La eliminación de un nevus es un procedimiento sencillo que se realiza bajo anestesia local. El procedimiento puede variar dependiendo del tipo y la ubicación del nevus. En algunos casos, se puede utilizar una técnica de raspado para retirar la capa superior del nevus. En otros casos, se puede realizar una escisión quirúrgica para retirar completamente el nevus.
Después de la eliminación del nevus, es normal experimentar algo de dolor, enrojecimiento y formación de costra en el área afectada.
Es importante tener en cuenta que la eliminación de un nevus no garantiza que no vuelva a crecer. En algunos casos, puede ser necesario realizar un seguimiento continuo para detectar posibles recurrencias.
Mediante una pequeña incisión (dependiendo del tamaño del lunar), se realiza la extirpación. Normalmente se realiza una incisión en forma de huso, que después hay que suturar de la manera más estética posible.

¿Cómo prepararse para la cirugía?

Es muy importante consultar con el profesional el por qué quiere hacerse la cirugía, cuáles son sus expectativas y qué resultado se espera obtener. También es importante informar acerca de afecciones, alergias a medicamentos y tratamientos médicos en curso, si los hubiere.

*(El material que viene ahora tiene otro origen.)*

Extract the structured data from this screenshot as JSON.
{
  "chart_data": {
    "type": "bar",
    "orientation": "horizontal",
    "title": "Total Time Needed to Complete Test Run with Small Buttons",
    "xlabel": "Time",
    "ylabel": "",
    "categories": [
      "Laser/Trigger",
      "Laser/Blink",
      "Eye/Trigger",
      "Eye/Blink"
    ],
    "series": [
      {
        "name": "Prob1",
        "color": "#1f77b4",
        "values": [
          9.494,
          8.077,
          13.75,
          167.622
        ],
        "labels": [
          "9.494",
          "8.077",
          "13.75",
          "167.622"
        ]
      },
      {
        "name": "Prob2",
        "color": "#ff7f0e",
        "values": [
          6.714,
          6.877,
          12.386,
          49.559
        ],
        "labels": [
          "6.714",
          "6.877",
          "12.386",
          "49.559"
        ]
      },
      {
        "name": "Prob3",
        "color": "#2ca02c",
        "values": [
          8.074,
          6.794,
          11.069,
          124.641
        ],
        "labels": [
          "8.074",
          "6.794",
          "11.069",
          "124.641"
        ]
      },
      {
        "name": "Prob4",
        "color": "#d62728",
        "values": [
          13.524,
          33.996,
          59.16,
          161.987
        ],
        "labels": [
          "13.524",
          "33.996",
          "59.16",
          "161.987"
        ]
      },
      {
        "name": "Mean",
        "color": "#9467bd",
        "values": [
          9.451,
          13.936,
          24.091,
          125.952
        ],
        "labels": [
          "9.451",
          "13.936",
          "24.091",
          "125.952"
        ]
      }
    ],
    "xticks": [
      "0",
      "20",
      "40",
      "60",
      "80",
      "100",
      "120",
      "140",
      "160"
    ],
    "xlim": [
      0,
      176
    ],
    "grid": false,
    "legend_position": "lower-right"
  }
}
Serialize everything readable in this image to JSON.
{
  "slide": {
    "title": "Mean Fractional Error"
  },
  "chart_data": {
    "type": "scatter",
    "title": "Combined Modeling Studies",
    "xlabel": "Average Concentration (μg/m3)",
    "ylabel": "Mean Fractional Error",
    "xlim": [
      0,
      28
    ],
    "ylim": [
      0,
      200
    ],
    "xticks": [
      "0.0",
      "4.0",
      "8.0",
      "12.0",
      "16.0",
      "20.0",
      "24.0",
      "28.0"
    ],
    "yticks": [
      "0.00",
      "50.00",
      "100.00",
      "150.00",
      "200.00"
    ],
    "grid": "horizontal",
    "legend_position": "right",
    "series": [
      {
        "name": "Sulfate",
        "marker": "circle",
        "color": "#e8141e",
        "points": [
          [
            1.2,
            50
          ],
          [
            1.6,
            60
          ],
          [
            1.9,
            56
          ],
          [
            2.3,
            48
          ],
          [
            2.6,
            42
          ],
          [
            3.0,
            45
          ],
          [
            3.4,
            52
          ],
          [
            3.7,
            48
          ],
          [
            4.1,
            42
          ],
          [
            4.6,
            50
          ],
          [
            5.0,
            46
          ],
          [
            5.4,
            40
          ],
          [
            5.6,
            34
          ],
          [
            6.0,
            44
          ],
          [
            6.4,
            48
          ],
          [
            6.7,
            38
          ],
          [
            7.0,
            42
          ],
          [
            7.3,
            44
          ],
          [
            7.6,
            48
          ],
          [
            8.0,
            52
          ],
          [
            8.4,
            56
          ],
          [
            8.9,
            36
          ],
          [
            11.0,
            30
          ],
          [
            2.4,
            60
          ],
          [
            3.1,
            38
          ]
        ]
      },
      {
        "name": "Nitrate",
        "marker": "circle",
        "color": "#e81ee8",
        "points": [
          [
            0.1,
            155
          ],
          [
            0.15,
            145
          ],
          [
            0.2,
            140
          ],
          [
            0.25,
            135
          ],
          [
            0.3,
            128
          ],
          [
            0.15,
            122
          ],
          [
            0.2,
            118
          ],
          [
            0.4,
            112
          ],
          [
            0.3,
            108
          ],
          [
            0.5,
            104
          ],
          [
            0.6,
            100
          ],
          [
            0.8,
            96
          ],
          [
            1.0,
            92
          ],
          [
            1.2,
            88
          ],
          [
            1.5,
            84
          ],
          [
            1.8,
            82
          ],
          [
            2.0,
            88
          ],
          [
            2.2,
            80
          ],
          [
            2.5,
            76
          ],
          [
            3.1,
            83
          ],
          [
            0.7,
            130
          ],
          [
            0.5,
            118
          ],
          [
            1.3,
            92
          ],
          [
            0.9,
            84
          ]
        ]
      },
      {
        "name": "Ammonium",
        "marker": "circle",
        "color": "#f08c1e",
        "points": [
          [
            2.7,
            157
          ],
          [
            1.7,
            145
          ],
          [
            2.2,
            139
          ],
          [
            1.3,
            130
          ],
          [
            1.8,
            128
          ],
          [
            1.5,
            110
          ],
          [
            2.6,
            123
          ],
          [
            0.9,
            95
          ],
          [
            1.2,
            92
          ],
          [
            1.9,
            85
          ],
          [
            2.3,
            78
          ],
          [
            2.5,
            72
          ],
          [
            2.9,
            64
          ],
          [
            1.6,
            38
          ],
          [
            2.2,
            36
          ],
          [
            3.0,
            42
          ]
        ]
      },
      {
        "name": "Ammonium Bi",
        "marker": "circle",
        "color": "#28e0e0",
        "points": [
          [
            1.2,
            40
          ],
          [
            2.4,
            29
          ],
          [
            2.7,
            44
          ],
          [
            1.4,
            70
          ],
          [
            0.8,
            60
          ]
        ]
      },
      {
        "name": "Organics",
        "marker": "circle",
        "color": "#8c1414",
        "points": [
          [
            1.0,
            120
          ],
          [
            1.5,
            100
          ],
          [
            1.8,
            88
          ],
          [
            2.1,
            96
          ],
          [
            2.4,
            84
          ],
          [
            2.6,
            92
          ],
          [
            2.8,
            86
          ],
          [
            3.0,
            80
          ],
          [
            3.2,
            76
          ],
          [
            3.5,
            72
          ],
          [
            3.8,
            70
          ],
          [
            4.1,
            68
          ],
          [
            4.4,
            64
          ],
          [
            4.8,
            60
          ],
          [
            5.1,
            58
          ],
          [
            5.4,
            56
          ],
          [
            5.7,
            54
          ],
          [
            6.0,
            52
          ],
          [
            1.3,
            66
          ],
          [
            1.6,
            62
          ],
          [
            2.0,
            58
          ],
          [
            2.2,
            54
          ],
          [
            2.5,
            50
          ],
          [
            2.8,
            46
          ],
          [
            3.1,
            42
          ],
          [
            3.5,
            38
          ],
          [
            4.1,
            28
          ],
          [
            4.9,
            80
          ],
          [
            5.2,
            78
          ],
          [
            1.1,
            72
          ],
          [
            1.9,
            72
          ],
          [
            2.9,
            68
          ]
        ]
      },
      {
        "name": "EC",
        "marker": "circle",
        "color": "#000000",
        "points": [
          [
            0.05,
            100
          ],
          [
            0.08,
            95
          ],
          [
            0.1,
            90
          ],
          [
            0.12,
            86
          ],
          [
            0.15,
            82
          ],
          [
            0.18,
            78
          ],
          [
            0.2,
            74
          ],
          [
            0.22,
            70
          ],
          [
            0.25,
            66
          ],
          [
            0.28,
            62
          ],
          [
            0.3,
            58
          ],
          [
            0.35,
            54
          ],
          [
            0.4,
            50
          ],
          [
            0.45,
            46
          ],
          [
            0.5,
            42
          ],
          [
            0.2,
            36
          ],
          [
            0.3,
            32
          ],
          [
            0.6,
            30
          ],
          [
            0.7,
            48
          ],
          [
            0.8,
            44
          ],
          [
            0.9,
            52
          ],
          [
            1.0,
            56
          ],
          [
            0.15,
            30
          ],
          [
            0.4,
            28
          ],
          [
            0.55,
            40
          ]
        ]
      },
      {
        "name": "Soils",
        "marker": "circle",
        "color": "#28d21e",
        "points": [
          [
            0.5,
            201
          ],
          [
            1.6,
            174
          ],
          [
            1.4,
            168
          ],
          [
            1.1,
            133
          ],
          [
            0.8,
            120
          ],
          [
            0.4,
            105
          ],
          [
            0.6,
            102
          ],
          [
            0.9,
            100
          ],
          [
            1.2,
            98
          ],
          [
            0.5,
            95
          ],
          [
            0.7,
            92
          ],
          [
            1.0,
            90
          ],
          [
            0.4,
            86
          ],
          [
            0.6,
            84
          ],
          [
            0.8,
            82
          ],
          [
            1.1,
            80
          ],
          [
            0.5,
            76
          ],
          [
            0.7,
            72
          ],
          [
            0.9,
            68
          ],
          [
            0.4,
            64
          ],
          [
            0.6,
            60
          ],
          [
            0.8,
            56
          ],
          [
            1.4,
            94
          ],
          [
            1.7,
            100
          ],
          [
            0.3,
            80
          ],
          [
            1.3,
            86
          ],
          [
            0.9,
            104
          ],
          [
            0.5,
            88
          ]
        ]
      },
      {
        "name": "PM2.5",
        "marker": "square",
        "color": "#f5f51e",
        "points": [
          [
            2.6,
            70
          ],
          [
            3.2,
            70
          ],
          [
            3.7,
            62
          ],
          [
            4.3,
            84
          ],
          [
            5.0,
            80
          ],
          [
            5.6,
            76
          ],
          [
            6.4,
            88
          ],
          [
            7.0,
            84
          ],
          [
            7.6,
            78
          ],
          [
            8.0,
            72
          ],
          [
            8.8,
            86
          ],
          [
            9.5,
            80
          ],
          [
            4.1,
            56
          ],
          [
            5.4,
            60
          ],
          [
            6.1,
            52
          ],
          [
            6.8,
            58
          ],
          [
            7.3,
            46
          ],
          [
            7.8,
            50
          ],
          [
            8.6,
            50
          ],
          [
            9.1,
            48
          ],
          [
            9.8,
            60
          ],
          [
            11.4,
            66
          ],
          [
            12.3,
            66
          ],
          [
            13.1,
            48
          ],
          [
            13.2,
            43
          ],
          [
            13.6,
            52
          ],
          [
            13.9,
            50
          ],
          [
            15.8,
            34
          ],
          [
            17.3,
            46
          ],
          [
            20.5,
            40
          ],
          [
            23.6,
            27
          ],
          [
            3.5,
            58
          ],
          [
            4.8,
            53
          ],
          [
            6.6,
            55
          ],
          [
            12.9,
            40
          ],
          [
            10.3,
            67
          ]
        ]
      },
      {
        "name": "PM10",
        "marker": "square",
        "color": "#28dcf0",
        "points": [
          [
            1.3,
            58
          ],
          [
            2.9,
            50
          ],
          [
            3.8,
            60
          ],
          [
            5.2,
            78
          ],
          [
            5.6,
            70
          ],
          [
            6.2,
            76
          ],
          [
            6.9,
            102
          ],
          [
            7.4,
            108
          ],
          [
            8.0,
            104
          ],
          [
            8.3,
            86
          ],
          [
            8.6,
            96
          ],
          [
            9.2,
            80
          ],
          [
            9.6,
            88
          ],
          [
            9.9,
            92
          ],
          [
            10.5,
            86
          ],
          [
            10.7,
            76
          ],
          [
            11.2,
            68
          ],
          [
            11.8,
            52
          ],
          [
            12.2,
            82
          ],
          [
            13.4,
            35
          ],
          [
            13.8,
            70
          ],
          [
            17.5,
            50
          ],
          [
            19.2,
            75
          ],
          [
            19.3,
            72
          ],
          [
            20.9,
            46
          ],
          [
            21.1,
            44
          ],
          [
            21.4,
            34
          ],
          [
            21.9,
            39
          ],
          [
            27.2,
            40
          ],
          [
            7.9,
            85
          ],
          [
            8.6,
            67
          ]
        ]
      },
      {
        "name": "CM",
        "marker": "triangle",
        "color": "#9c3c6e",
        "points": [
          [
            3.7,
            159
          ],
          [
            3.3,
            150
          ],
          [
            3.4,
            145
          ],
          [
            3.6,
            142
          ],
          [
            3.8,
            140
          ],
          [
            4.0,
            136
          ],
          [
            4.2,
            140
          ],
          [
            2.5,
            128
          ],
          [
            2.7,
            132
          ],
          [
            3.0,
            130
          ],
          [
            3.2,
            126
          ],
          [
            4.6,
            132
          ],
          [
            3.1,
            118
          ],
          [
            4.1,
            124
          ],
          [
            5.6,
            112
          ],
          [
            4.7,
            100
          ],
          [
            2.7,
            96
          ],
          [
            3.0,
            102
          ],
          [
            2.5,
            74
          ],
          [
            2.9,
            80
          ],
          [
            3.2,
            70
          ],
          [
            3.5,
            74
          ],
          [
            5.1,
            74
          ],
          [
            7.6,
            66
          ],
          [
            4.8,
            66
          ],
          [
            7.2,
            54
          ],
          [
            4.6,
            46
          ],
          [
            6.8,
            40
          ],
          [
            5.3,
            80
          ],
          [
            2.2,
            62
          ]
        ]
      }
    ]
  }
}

El profesional hará una evaluación de la lesión y le informará las opciones más adecuadas para su caso.

El postoperatorio

Durante las primeras 24-48 horas, puede sentir inflamación, que cede con medicación.
Lo habitual es encontrarse bien en 1 o 2 días, siendo capaces de volver al trabajo en ese tiempo. Dependiendo de la locación de la lesión no se deberán realizar algunas actividades hasta que no pasen algunas semanas.
Las cicatrices pueden estar enrojecidas un tiempo hasta que paulatinamente palidecen y se hacen menos perceptibles. Este proceso puede durar hasta un año.
Posteriormente, tras la retirada de suturas, es importante colocar cierta presoterapia sobre la cicatriz, que puede ser o no con apósitos de silicona. Es de igual importancia la hidratación de la cicatriz y la protección solar durante un mínimo de 6 meses.

Preguntas Frecuentes

Es importante consultar si aparecen nuevos lunares, si el lunar crece en grosor o en espesor, si presenta comezón o sangrado. De igual forma, se recomiendan consultas periódicas de control.
Es muy raro que un lunar se pueda malignizar, especialmente los pequeños tienen menor riesgo, aquellos mayores a 20mm de diámetro tienen un riesgo elevado.